How Strategic Media Turns Data into Results

Alex Foster joined SMI 12 years ago, when call center data dominated the reporting landscape. Back then, with only directly attributable leads from call centers to contend with, his job as an analyst was a lot simpler. Now, he leads the Data & Analytics team, streamlining the company’s data visualization techniques while implementing progressive reporting projects. 

“We still have the direct attribution side of things, but that’s only one piece of the pie,” says Foster. “Listener behavior has evolved alongside the increasingly digital landscape and as an agency, we’ve adapted our framework to capture the more indirect user journey. By incorporating additional layers of attribution, we’re able to measure the broader impact of our clients’ advertising and deliver a more holistic view of performance.”

SMI’s Data Team has an important mission: Build, maintain, and optimize data pipelines to promote a data driven culture, provide scalable solutions, and present real-time actionable insights.

A lot has changed since Foster began. More platforms, more clients, the launch of SMI’s proprietary operating system, Stanley, and the integration of artificial intelligence. The team has since expanded with the addition of Media Analyst Tim Bishop, and Reporting and Insight Analyst Christian Henry. This group of data experts approaches audio attribution with a wide range of cutting-edge data strategies. At the heart of their work is a straightforward philosophy: gather and distill the data, then utilize their expertise in data structuring and visual analytics to tell the story. 

Day-To-Day Data

Tracking a campaign isn’t as straightforward as clicks and impressions. Direct attribution, like vanity URLs, makes the job easier, but that’s one small part of the larger picture. Many listeners bypass an audio ad’s call-to-action instructions entirely, opting to Google a brand or go directly to a website rather than texting the number in the ad, for example. SMI uses survey data and pixel tracking to cast a wider net and ensure these indirect engagements aren’t missed. 

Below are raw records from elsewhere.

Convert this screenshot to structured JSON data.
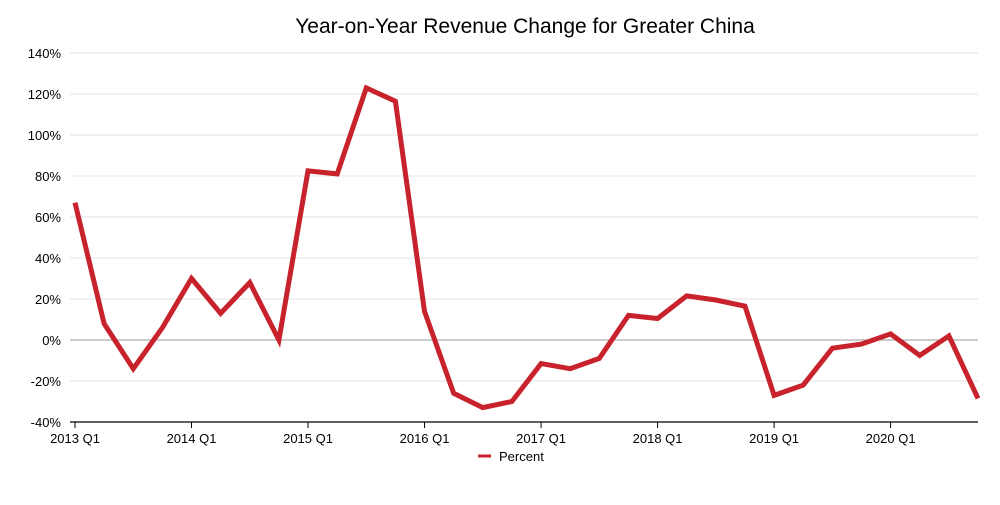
{
  "chart_data": {
    "type": "line",
    "title": "Year-on-Year Revenue Change for Greater China",
    "xlabel": "",
    "ylabel": "",
    "ylim": [
      -40,
      140
    ],
    "y_ticks": [
      -40,
      -20,
      0,
      20,
      40,
      60,
      80,
      100,
      120,
      140
    ],
    "y_tick_labels": [
      "-40%",
      "-20%",
      "0%",
      "20%",
      "40%",
      "60%",
      "80%",
      "100%",
      "120%",
      "140%"
    ],
    "x_tick_labels": [
      "2013 Q1",
      "2014 Q1",
      "2015 Q1",
      "2016 Q1",
      "2017 Q1",
      "2018 Q1",
      "2019 Q1",
      "2020 Q1"
    ],
    "x_tick_every": 4,
    "grid": true,
    "legend_position": "bottom-center",
    "colors": {
      "series": "#c8232c",
      "grid": "#e3e3e3",
      "zero_line": "#9a9a9a",
      "axis": "#000000"
    },
    "x": [
      "2013 Q1",
      "2013 Q2",
      "2013 Q3",
      "2013 Q4",
      "2014 Q1",
      "2014 Q2",
      "2014 Q3",
      "2014 Q4",
      "2015 Q1",
      "2015 Q2",
      "2015 Q3",
      "2015 Q4",
      "2016 Q1",
      "2016 Q2",
      "2016 Q3",
      "2016 Q4",
      "2017 Q1",
      "2017 Q2",
      "2017 Q3",
      "2017 Q4",
      "2018 Q1",
      "2018 Q2",
      "2018 Q3",
      "2018 Q4",
      "2019 Q1",
      "2019 Q2",
      "2019 Q3",
      "2019 Q4",
      "2020 Q1",
      "2020 Q2",
      "2020 Q3",
      "2020 Q4"
    ],
    "series": [
      {
        "name": "Percent",
        "values": [
          67,
          8,
          -14,
          6,
          30,
          13,
          28,
          0,
          82.5,
          81,
          123,
          116.5,
          14,
          -26,
          -33,
          -30,
          -11.5,
          -14,
          -9,
          12,
          10.5,
          21.5,
          19.5,
          16.5,
          -27,
          -22,
          -4,
          -2,
          3,
          -7.5,
          2,
          -28.5
        ]
      }
    ]
  }
}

“The biggest challenge we face as an Analytics team is how to build our pipelines in a way that creates synergy between the various data sources and allows for efficient turnaround,” says Foster.As our attribution models grow in complexity, so does our emphasis on quality control.” 

A big portion of the Data Team’s job is to design a scalable framework that translates raw data into a digestible format, while executing rigorous checks and balances along the way. This is accomplished with a thoughtful blend of automation and collective human oversight, enabling the team to deliver accurate results in a timely manner.

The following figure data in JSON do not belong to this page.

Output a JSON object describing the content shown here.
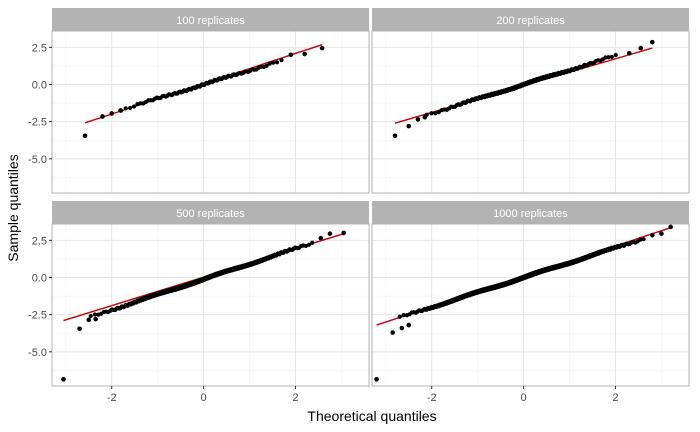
{
  "chart_data": {
    "type": "scatter",
    "xlabel": "Theoretical quantiles",
    "ylabel": "Sample quantiles",
    "xlim": [
      -3.3,
      3.6
    ],
    "ylim": [
      -7.3,
      3.6
    ],
    "x_ticks": [
      -2,
      0,
      2
    ],
    "x_tick_labels": [
      "-2",
      "0",
      "2"
    ],
    "y_ticks": [
      2.5,
      0.0,
      -2.5,
      -5.0
    ],
    "y_tick_labels": [
      "2.5",
      "0.0",
      "-2.5",
      "-5.0"
    ],
    "grid": true,
    "colors": {
      "points": "#000000",
      "reference_line": "#cc0000",
      "strip": "#b3b3b3",
      "panel_border": "#b3b3b3",
      "grid_major": "#e6e6e6",
      "grid_minor": "#f2f2f2"
    },
    "panels": [
      {
        "title": "100 replicates",
        "n": 100,
        "line": {
          "x": [
            -2.58,
            2.58
          ],
          "y": [
            -2.58,
            2.68
          ]
        },
        "tail_points": [
          [
            -2.58,
            -3.45
          ],
          [
            -2.2,
            -2.15
          ],
          [
            -2.0,
            -1.95
          ],
          [
            -1.8,
            -1.75
          ],
          [
            1.9,
            2.0
          ],
          [
            2.2,
            2.05
          ],
          [
            2.58,
            2.45
          ]
        ],
        "fit": {
          "slope": 0.95,
          "intercept": 0.0
        }
      },
      {
        "title": "200 replicates",
        "n": 200,
        "line": {
          "x": [
            -2.8,
            2.8
          ],
          "y": [
            -2.6,
            2.45
          ]
        },
        "tail_points": [
          [
            -2.8,
            -3.45
          ],
          [
            -2.5,
            -2.8
          ],
          [
            -2.3,
            -2.35
          ],
          [
            -2.15,
            -2.2
          ],
          [
            2.3,
            2.1
          ],
          [
            2.55,
            2.45
          ],
          [
            2.8,
            2.85
          ]
        ],
        "fit": {
          "slope": 0.97,
          "intercept": 0.0
        }
      },
      {
        "title": "500 replicates",
        "n": 500,
        "line": {
          "x": [
            -3.05,
            3.05
          ],
          "y": [
            -2.9,
            2.95
          ]
        },
        "tail_points": [
          [
            -3.05,
            -6.85
          ],
          [
            -2.7,
            -3.45
          ],
          [
            -2.5,
            -2.85
          ],
          [
            -2.35,
            -2.8
          ],
          [
            2.55,
            2.65
          ],
          [
            2.75,
            2.95
          ],
          [
            3.05,
            3.0
          ]
        ],
        "fit": {
          "slope": 1.03,
          "intercept": -0.12
        }
      },
      {
        "title": "1000 replicates",
        "n": 1000,
        "line": {
          "x": [
            -3.2,
            3.2
          ],
          "y": [
            -3.2,
            3.35
          ]
        },
        "tail_points": [
          [
            -3.2,
            -6.85
          ],
          [
            -2.85,
            -3.7
          ],
          [
            -2.65,
            -3.4
          ],
          [
            -2.5,
            -3.2
          ],
          [
            2.8,
            2.85
          ],
          [
            3.0,
            2.95
          ],
          [
            3.2,
            3.4
          ]
        ],
        "fit": {
          "slope": 1.0,
          "intercept": 0.0
        }
      }
    ]
  }
}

Multiple data sources are funneled through customized pipelines, mapped back to specific campaigns, and optimized continuously.

Patience + Performance

Clients want results—and fast. But in data, patience matters. The SMI team knows that data needs time to mature before it can tell the full story.

“We’re often coaching clients on what metrics to focus on first,” says Henry, “Campaigns may begin with top-of-funnel KPIs, but true performance often emerges later. That requires volume, time, and thoughtful calibration.”

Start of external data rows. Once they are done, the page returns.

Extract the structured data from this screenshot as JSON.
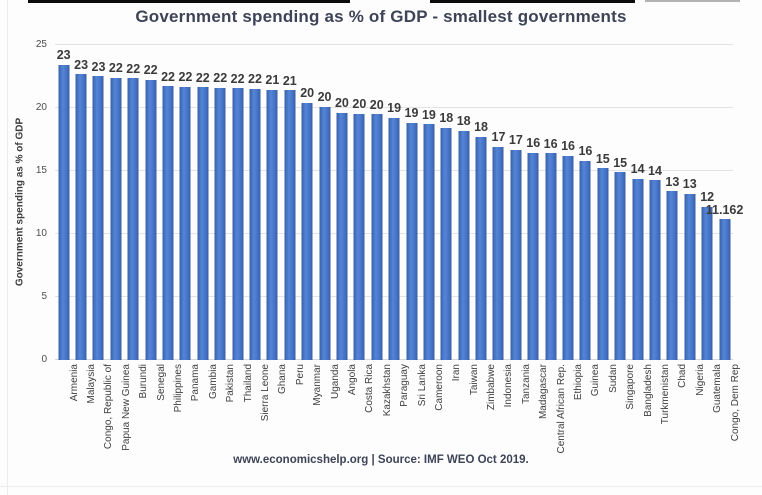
{
  "chart_data": {
    "type": "bar",
    "title": "Government spending as % of GDP - smallest governments",
    "xlabel": "",
    "ylabel": "Government spending as % of GDP",
    "ylim": [
      0,
      25
    ],
    "yticks": [
      0,
      5,
      10,
      15,
      20,
      25
    ],
    "grid": true,
    "legend": false,
    "bar_color": "#4472c4",
    "categories": [
      "Armenia",
      "Malaysia",
      "Congo, Republic of",
      "Papua New Guinea",
      "Burundi",
      "Senegal",
      "Philippines",
      "Panama",
      "Gambia",
      "Pakistan",
      "Thailand",
      "Sierra Leone",
      "Ghana",
      "Peru",
      "Myanmar",
      "Uganda",
      "Angola",
      "Costa Rica",
      "Kazakhstan",
      "Paraguay",
      "Sri Lanka",
      "Cameroon",
      "Iran",
      "Taiwan",
      "Zimbabwe",
      "Indonesia",
      "Tanzania",
      "Madagascar",
      "Central African Rep.",
      "Ethiopia",
      "Guinea",
      "Sudan",
      "Singapore",
      "Bangladesh",
      "Turkmenistan",
      "Chad",
      "Nigeria",
      "Guatemala",
      "Congo, Dem Rep"
    ],
    "values": [
      23.43,
      22.66,
      22.54,
      22.42,
      22.35,
      22.23,
      21.72,
      21.7,
      21.65,
      21.6,
      21.55,
      21.52,
      21.45,
      21.4,
      20.42,
      20.1,
      19.62,
      19.55,
      19.5,
      19.24,
      18.84,
      18.7,
      18.42,
      18.2,
      17.7,
      16.93,
      16.7,
      16.44,
      16.4,
      16.2,
      15.8,
      15.2,
      14.9,
      14.4,
      14.28,
      13.4,
      13.2,
      12.15,
      11.162
    ],
    "value_labels": [
      "23",
      "23",
      "23",
      "22",
      "22",
      "22",
      "22",
      "22",
      "22",
      "22",
      "22",
      "22",
      "21",
      "21",
      "20",
      "20",
      "20",
      "20",
      "20",
      "19",
      "19",
      "19",
      "18",
      "18",
      "18",
      "17",
      "17",
      "16",
      "16",
      "16",
      "16",
      "15",
      "15",
      "14",
      "14",
      "13",
      "13",
      "12",
      "11.162"
    ]
  },
  "footer": {
    "text": "www.economicshelp.org | Source: IMF WEO Oct 2019."
  }
}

It’s about trust—trusting the process, trusting the data, and ensuring clients understand that top-of-funnel metrics (even ones created with bottom-of-funnel intent) need space to grow.

The Automation Edge

The Data Team’s relationship with AI looks quite different compared to other SMI teams. 

“AI helps us blend data sources that used to be nearly impossible to align,” says Bishop. “From writing efficient SQL queries to visualizing insights in Tableau, automation helps SMI move quickly and accurately—without sacrificing quality.”

Tools like Tableau and Monday.com are integral to the company’s workflow, driving more innovative dashboards, better project tracking, and fewer human hours on manual tasks. There’s a lot of nuance involved, too. 

The team is thoughtful about AI’s limitations and ethical implications. As Henry put it: “We operate in black-and-white, binary terms, so automation fits naturally. But we don’t take it for granted.”

From Then to Now

In the past, SMI was collecting call center data and tracking 1-800 numbers. Today, it’s blending listenership data from Nielsen, attribution from Podscribe, and air checks into unified dashboards. 

“Attribution modeling has obviously changed over the 25 years SMI has been in business, but even more dramatically in the last 12 years since I’ve been here,” says Foster. “We didn’t have all these different attribution sources. It’s evolved so much.” 

Henry joined the team shortly after the launch of Stanley, SMI’s in-house management system. The implementation of this massive undertaking sparked an understanding in the difference in how SMI operates. 

“Stanley gave us the opportunity to move forward from where we were before,” says Henry. “It creates a better environment for better data keeping and gives our team the tools to improve what we do on a day-to-day basis.”

Despite the tech upgrades, the goal remains: help clients spend smarter, reach more listeners, and make every data point count.

Strategic Media isn’t just keeping up—they’re leading with data, driven by purpose, and powered by people who know how to turn metrics into momentum.